Vor 124 Jahren steigt Annie Londonderry in Boston auf den Sattel: Als erste Frau der Welt will sie mit dem Fahrrad den Globus umrunden. “Ich wollte mein Leben nicht immer zu Hause sitzen, jedes Jahr wieder ein Baby in meinem Schoß.”, erzählt sie später in Interviews.

Annie Kopchovsky (ihr echter Name) will unabhängig sein, frei sein, berühmt sein! Da hört sie von der Wette zweier Geschäftsmänner: 10.000 Dollar darauf, dass eine Frau es niemals schafft, mit dem Fahrrad um die Welt zu fahren! Diese Summe entspricht heutzutage fast einer Viertelmillion Euro.
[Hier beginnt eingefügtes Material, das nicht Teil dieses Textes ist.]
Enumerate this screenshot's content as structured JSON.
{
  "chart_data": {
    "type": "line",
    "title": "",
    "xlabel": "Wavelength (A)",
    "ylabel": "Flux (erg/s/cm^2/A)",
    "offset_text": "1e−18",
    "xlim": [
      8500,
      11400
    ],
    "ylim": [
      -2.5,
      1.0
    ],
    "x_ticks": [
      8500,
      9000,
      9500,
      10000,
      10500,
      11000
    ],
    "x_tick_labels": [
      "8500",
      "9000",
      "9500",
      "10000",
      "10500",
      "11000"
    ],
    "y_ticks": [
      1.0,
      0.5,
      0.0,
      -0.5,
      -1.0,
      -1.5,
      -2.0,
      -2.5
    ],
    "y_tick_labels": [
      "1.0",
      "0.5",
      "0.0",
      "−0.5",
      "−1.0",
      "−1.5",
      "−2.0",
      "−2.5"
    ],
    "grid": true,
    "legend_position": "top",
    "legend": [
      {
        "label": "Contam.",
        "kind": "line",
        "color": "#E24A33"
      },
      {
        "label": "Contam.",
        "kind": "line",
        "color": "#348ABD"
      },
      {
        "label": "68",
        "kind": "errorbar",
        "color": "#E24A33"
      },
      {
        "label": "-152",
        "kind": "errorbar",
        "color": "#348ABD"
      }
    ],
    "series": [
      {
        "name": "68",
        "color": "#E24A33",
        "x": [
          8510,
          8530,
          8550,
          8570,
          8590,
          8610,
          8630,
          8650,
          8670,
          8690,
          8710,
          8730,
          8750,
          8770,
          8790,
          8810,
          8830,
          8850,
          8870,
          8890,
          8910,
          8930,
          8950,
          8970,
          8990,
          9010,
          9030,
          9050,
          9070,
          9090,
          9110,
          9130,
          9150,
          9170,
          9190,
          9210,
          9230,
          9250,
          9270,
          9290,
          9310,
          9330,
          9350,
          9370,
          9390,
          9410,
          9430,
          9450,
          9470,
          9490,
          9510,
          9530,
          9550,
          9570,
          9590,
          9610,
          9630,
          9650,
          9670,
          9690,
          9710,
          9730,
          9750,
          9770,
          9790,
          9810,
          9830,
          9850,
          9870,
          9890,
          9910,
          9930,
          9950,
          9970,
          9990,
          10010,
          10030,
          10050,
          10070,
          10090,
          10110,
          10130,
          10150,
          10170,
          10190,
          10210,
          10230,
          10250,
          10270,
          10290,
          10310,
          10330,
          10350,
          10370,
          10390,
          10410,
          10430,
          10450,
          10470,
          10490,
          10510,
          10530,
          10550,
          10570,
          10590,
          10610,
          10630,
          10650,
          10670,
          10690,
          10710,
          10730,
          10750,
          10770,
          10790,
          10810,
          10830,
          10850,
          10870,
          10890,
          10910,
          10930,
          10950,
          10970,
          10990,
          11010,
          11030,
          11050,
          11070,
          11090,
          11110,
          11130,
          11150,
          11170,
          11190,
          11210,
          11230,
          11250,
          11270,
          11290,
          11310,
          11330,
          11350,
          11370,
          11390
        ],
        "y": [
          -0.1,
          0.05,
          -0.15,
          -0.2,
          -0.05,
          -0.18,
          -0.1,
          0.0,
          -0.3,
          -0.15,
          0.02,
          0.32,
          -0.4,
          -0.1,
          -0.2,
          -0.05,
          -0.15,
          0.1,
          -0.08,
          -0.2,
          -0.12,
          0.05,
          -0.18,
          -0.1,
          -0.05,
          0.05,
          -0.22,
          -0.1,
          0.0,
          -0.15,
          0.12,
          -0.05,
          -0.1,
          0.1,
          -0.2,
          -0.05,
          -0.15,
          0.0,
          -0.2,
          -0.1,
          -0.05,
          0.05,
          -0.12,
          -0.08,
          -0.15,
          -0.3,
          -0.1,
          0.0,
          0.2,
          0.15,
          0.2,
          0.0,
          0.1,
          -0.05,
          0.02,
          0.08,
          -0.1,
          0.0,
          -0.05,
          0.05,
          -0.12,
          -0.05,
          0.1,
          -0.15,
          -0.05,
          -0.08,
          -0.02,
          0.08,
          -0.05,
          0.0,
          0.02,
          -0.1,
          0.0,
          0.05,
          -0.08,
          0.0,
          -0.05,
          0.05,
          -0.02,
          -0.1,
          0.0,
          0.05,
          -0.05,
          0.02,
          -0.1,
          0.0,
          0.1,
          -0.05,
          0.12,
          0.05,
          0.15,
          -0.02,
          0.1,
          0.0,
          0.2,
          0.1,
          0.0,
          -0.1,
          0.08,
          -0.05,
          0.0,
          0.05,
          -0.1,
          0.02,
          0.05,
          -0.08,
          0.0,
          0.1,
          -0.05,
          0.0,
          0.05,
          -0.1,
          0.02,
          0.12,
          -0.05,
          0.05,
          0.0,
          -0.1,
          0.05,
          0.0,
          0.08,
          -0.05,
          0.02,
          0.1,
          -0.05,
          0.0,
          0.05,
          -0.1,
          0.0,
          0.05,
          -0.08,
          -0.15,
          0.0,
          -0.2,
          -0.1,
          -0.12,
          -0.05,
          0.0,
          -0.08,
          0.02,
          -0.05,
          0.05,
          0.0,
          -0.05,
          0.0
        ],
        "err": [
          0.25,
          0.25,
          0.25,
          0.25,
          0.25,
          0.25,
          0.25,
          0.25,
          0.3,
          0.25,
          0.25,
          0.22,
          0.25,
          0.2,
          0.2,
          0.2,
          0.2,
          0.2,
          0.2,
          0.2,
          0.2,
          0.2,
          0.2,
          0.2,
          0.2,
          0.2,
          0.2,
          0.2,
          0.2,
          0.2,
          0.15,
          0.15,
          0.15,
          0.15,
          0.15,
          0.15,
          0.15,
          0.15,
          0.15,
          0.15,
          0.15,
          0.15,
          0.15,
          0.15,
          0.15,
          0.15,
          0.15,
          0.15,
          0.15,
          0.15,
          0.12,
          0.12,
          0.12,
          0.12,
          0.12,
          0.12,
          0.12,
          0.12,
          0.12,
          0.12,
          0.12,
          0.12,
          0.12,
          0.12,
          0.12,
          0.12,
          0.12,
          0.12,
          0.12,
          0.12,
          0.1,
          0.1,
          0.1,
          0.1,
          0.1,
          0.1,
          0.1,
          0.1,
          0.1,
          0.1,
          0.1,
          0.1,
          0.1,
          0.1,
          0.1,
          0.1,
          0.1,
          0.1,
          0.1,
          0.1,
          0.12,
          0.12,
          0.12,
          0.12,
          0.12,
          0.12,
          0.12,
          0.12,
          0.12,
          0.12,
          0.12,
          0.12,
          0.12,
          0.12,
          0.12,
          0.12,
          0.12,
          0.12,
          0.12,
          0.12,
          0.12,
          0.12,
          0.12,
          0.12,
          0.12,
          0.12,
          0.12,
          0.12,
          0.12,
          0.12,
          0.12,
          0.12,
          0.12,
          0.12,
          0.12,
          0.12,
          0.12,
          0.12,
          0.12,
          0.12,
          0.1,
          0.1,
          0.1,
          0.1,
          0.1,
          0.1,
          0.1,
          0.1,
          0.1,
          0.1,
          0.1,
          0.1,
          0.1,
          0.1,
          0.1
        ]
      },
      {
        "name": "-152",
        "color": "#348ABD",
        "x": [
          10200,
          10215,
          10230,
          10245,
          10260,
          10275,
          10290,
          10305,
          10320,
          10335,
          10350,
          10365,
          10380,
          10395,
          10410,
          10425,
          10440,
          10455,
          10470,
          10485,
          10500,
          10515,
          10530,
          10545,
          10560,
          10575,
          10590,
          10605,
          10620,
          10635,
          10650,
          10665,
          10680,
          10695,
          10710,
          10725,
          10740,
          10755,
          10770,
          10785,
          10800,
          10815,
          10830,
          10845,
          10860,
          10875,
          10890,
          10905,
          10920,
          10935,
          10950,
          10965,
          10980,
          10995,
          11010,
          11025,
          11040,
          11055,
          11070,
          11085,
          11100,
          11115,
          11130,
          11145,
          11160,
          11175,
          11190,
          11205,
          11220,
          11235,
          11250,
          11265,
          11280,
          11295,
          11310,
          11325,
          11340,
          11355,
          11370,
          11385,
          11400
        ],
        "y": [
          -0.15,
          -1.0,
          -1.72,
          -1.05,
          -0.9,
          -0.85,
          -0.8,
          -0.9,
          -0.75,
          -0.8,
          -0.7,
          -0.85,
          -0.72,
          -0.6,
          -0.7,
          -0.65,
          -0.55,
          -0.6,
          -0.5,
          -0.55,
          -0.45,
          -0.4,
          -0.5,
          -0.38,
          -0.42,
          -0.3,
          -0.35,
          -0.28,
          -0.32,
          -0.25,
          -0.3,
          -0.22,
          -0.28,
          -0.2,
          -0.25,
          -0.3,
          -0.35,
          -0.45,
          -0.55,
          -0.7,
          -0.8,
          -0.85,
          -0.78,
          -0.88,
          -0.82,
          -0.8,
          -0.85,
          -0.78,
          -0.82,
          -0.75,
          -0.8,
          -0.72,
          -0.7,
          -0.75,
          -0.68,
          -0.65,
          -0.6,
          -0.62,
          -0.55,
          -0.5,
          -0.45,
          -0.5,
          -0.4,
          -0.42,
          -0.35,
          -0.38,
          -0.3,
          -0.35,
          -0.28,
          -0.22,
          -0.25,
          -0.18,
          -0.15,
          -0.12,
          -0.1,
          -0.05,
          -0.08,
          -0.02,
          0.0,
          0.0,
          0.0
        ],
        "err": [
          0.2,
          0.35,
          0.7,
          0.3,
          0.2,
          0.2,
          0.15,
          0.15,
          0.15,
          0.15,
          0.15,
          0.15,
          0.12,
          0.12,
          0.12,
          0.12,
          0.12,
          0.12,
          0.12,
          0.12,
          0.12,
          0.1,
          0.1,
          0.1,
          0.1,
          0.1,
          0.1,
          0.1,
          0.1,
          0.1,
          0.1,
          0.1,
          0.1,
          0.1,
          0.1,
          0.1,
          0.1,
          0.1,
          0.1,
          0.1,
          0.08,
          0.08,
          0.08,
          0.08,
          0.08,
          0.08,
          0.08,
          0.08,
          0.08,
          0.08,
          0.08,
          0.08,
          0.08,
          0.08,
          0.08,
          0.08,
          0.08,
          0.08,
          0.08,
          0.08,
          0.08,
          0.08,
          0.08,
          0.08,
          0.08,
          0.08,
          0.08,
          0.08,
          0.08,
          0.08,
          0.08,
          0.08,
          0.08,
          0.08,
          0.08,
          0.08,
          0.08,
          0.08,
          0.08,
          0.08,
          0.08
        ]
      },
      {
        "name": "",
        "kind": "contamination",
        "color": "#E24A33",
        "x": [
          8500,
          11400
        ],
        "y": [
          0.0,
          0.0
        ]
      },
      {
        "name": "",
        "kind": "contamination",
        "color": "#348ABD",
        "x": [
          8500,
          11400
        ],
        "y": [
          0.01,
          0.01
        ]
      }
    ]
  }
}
Und sie hat es geschafft !

Aung San Suu Kyi

Im Kampf für den Frieden in ihrem Heimatland Birma nahm Aung San Suu Kyi 15 Jahre Hausarrest in Kauf. In Birma herrscht eine Militärdiktatur. Das heißt, dass das Militär alle Macht hat und über die Bürger bestimmt. Aung San Suu Kyi kämpfte dafür, dass Demokratie in ihrem Land einzieht. Sie wollte also, dass die Bürger selbst bestimmen, wer an die Macht kommt. Am 26. August 1988 hielt Aung San Suu Kyi dazu ihre erste politische Rede vor mehreren Tausend Zuhörern. Die Militärs (die Regierung) reagierten darauf mit Gewalt und stellten Aung San Suu Kyi unter Hausarrest. Sie sei ihrer Meinung nach eine Gefahr für die Sicherheit des Staates. 15 Jahre hielt dieser Zustand an: Aung San Suu Kyi durfte weder die Stadt verlassen, noch ihren Ehemann sehen. Einige Male musste sie wegen angeblicher Missachtung der Strafe auch ins Gefängnis.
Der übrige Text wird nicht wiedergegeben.